What Is a Keogh Plan?
Is a Keogh Plan Right for You?
Figuring out how to invest in your retirement – or how to invest for any reason – is intimidating to begin with. A lot rides on your decisions. When you throw in some foreign sounding terms on top of that, it's only natural that your head may begin to hurt.
A Keogh – pronounced kee-yo – is a type of retirement plan designed for self-employed individuals and their employees. It can be set up by small businesses that are structured as LLCs, sole proprietorships or partnerships. A Keogh is similar to a 401(k) for very small businesses, but the annual contribution limits are higher than 401(k) limits.
So What Exactly Is a Keogh Plan?
Keogh plans get their name from the man who created them, Eugene Keogh, who established the Self-Employed Individuals Tax Retirement Act of 1962, aka the Keogh Act. The plans were changed by the Economic Growth and Tax Relief Reconciliation Act (EGTRRA) of 2001. In fact, they've changed so much that the Internal Revenue Code no longer refers to them as Keoghs. They're now known as HR 10 or qualified plans.
The Keogh structures still exist, but they've lost popularity compared to plans like SEP-IRAs or individual or solo 401(k)s. A Keogh may be right for a highly paid professional, such as a self-employed dentist or a lawyer, but the cases in which these plans make sense are specific and fairly rare.
Two Types of Keogh Plans
There are two types of Keoghs: defined contribution and defined benefit.

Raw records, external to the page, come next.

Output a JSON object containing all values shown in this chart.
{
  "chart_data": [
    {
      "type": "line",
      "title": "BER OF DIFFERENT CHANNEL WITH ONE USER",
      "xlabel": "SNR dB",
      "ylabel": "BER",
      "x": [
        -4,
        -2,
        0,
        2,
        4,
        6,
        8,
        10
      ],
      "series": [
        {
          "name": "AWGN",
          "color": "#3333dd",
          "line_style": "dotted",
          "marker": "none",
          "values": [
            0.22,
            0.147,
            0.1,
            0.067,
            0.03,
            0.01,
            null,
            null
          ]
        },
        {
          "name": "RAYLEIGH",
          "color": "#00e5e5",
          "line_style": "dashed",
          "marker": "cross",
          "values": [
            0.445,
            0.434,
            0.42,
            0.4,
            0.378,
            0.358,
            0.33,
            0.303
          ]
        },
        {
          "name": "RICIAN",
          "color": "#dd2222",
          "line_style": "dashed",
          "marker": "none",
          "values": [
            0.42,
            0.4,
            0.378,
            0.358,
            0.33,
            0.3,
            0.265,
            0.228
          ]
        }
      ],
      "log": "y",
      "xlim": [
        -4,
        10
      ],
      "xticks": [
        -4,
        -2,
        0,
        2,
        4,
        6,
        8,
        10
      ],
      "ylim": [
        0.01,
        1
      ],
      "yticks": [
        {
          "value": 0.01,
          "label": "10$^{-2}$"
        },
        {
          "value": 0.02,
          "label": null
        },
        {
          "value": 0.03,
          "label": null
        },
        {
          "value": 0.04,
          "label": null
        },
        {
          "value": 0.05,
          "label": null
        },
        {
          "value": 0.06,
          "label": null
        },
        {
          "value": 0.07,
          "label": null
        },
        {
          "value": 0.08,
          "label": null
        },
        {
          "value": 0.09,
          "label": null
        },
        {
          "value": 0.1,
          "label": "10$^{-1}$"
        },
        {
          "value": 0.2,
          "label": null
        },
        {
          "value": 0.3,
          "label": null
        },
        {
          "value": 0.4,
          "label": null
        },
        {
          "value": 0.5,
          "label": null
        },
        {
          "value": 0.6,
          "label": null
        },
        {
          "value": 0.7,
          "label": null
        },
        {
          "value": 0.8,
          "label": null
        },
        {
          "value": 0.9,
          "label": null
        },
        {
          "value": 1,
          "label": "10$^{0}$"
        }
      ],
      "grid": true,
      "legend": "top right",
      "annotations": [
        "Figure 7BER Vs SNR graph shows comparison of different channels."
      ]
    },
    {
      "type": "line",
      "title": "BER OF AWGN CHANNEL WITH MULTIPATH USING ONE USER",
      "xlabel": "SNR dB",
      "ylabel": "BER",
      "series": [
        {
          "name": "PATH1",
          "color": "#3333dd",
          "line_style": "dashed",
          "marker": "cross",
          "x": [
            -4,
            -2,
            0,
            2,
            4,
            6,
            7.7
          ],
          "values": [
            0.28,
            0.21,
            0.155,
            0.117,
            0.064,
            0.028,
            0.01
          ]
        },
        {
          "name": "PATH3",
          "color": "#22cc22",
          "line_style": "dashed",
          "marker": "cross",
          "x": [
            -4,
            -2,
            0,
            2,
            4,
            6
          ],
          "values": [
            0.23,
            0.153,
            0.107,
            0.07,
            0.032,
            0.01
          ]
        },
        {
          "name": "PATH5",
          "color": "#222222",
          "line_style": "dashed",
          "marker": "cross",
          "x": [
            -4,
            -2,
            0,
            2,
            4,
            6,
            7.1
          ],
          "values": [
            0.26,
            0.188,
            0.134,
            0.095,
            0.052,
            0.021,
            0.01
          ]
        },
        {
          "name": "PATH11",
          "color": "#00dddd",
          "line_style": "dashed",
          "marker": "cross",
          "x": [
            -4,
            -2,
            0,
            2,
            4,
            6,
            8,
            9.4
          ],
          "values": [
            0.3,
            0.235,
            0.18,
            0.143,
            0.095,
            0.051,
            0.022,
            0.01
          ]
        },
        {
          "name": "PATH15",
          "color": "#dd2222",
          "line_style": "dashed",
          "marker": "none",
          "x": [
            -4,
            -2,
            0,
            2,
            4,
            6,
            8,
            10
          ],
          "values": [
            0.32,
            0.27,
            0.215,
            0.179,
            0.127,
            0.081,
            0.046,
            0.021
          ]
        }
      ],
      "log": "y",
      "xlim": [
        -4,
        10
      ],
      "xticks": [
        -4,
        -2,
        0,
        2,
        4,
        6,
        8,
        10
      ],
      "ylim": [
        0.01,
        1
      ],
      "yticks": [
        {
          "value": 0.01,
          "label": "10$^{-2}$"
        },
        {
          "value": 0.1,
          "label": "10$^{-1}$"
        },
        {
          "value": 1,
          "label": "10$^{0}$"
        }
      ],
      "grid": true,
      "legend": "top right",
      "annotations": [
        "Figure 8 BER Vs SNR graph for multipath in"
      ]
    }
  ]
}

- Defined contribution: You define the contribution that will be made each year. You can make contributions through profit-sharing or money purchase. With profit sharing, you can contribute up to a $54,000 limit in 2017 , and you can deduct up to 25 percent of your income. The amount you choose to contribute to a profit-sharing plan can change each year. With a money purchase plan, you determine at the outset the percentage of profits that will be placed in the Keogh, but that contribution is required if there are profits and it can't be changed. If the contribution isn't made, you'll face a penalty.
- Defined benefit: This works like a traditional pension plan. You set a pension goal for yourself and fund it. You can contribute up to $215,000 in 2017. This makes it an interesting choice for highly compensated self-employed individuals who want to contribute some extra dollars before retirement.
Contributions to each type of plan are made on a pre-tax basis so they're taken out of your taxable salary. You'll pay taxes each pay period on less. You have the option of taking an upfront deduction on your annual income tax return instead.
Investing in a Keogh
As with a traditional 401(k), the money contributed to a Keogh can be invested tax-deferred until retirement, beginning at age 59 1/2 but no later than age 70. Withdrawals made before that time are taxed on a federal and possibly state level, plus you'll pay a 10-percent penalty. But some exceptions exist to these rules, depending on your physical and financial health.
The money in a Keogh plan can be invested in stocks, bonds, mutual funds and other types of investments.
A Keogh plan must be established before the end of the year in which you wish to receive the deduction, but you can make Keogh contributions for the prior year when you file your tax return by mid-April or, if you file an extension, by mid-October.
Keogh plans require a good deal of annual paperwork. IRS Form 5500 must be filed each year, and it requires the help of a tax accountant or a financial professional. This is one of the primary reasons that Keoghs can be complicated for the average self-employed individual. Talk to a financial or tax advisor before establishing a Keogh plan.